Das Phantom aus der Applauskurve

Phantomschmerz

Der Schmerz ist ein Phantom, doch Bernd M. malträtiert er Tag für Tag. Dumpf pocht er im rechten Unterschenkel, den er bei einem Motorradrennen in der sogenannten Applauskurve kurz vor der Lützel verloren hatte. Der gespenstige Schmerz befällt rund zwei Drittel der Amputierten und tritt typischerweise innerhalb der ersten Tage nach Verlust des Körperglieds auf. Der Schmerz im abgetrennten Körperglied kann dabei variieren und fluktuieren; das heißt, seine Intensität steigt und klingt dann wieder ab. Zudem gibt es zahlreiche Variablen, die ihn verstärken oder abschwächen. Häufig tritt er in den am weitesten entfernt gelegenen, distalen Körperbereichen des Phantoms auf und unterscheidet sich dadurch von Stumpfschmerzen. Letztere können lokal durch Nervenwucherungen der durchtrennten peripheren Nerven im Bereich der Abtrennungsstelle, durch Hautdefekte, Durchblutungsstörungen, schlecht sitzende Prothesen oder Prothesendruckstellen bedingt sein und unterhalten werden.

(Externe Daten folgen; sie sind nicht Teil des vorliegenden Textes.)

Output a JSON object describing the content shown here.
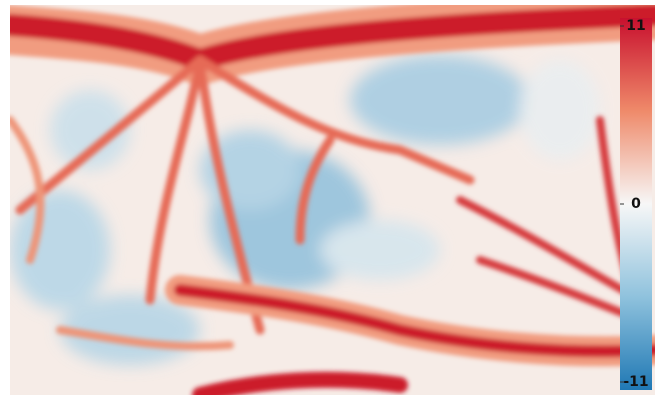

Oft beklagen die vom Phantom betroffenen Patienten einen ähnlichen Schmerz wie jenen, den sie vor der Amputation hatten. So kann beispielsweise ein verletzungsbedingter schwerer krampfartiger Schmerz im Fuß vor der Amputation danach in ähnlicher Form als Phantomschmerz auftreten. Der Schmerzcharakter wird als brennend, bohrend, stechend, einschießend und elektrisierend beschrieben. Bildend können physikalische Faktoren wie Kälte, Wärme und Wetterwechsel, aber auch psychologische Mechanismen wie Stress, Angst, Depression und Schlafstörungen wirken.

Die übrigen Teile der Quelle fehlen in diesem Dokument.